Harry pensó en el anciano sacerdote fusilado ante un paredón. Se preguntó si unas imágenes parecidas pasarían también por la mente de Sofía. La volvió a rodear con el brazo.
– Sofía -dijo Barbara en voz baja-. Os quería decir una cosa… os agradezco mucho que hayáis venido. Ninguno de los dos tenía por qué hacerlo.
– Yo sí -dijo Harry-. Por Bernie.
– Y yo quisiera poder hacer algo más -terció Sofía con repentino ardor-. Me gustaría que se volvieran a levantar barricadas, porque esta vez yo empuñaría un arma. No tendrían que haber ganado. Mi tío tampoco habría muerto si ellos no hubieran empezado la guerra. -Se volvió para mirar a Barbara-. ¿Te parezco muy dura?
Barbara lanzó un suspiro.
– No. A veces es difícil, para alguien como yo, comprender todo lo que habéis sufrido.
Harry apretó la mano de Sofía.
– Tú te esfuerzas todo lo que puedes en ser dura; pero, en realidad, no lo quieres ser.
– No me ha quedado más remedio.
– Todo será distinto en Inglaterra.
Permanecieron sentados un rato en silencio. Después, Sofía levantó un poco la manga de la camisa de Harry para consultar el reloj.
– Las seis y media -dijo-. Ya tendríamos que irnos. -Miró al vigilante-. Tú quédate aquí, Harry, no le quites los ojos de encima. Dale la mochila a Barbara.
Harry no quería dejarla.
– Tendríamos que ir los tres juntos.
– No. Uno de nosotros se tiene que quedar aquí.
Harry le soltó la mano y ambas mujeres se levantaron. Después, de espaldas al vigilante, Harry extrajo el arma.
– Creo que es mejor que la llevéis. Por si hubiera algún problema. No para disparar, sino sólo para amenazar. -Se la ofreció a Sofía, sujetándola por la culata, pero Sofía vaciló; ahora no le apetecía llevarla. Barbara alargó la mano y la asió con delicadeza.

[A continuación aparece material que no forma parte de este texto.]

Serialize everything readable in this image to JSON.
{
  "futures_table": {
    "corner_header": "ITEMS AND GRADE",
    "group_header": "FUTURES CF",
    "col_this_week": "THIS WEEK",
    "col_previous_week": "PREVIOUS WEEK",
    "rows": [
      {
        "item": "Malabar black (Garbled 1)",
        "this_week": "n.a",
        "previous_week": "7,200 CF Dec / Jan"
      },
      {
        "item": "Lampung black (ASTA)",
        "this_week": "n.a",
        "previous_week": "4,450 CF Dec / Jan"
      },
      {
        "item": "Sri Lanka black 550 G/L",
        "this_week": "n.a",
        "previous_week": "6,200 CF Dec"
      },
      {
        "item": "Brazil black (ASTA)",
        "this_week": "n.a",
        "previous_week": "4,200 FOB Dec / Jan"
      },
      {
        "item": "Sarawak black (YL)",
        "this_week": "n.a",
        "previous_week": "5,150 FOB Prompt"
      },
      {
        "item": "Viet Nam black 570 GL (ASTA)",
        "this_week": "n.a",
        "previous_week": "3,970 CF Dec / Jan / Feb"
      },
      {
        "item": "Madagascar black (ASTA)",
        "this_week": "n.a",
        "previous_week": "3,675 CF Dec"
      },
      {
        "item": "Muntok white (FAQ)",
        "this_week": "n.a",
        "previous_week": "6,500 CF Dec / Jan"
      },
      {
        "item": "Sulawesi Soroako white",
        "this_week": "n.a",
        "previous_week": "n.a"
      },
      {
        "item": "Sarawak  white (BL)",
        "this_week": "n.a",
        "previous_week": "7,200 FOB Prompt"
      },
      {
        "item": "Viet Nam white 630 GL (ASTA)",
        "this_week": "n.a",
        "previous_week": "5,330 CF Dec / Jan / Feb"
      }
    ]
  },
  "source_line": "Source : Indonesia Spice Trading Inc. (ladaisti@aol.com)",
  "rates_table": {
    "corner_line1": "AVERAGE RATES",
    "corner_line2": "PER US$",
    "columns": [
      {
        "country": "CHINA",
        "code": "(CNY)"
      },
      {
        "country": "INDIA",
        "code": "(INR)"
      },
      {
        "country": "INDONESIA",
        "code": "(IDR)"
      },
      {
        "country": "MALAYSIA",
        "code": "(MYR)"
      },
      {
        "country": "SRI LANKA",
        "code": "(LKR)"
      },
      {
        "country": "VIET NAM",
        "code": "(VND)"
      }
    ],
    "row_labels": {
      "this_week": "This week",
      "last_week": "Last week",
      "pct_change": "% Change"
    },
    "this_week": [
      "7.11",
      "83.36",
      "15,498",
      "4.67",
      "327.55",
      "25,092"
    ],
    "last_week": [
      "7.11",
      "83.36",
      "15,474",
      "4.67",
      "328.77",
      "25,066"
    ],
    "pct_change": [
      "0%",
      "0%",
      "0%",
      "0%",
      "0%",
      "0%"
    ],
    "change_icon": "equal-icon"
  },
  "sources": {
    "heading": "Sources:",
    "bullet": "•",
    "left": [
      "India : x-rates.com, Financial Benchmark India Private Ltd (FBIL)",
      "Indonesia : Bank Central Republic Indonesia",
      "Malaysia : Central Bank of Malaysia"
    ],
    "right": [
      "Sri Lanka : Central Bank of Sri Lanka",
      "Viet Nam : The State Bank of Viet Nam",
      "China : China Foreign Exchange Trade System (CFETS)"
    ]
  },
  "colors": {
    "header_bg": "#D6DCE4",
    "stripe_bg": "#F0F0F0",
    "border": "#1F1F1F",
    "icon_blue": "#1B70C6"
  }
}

– Yo la llevo -dijo, guardándosela en el bolsillo. Harry le pasó la mochila y sonrió con ironía-. Es curioso, pero te da una sensación de seguridad. -Respiró hondo-. Vamos, Sofía.
Ambas mujeres se encaminaron hacia la salida. La puerta se abrió con un chirrido y se volvió a cerrar a su espalda. Harry experimentó la separación de Sofía como un dolor físico. Miró al viejo y percibió la hostilidad de sus ojos.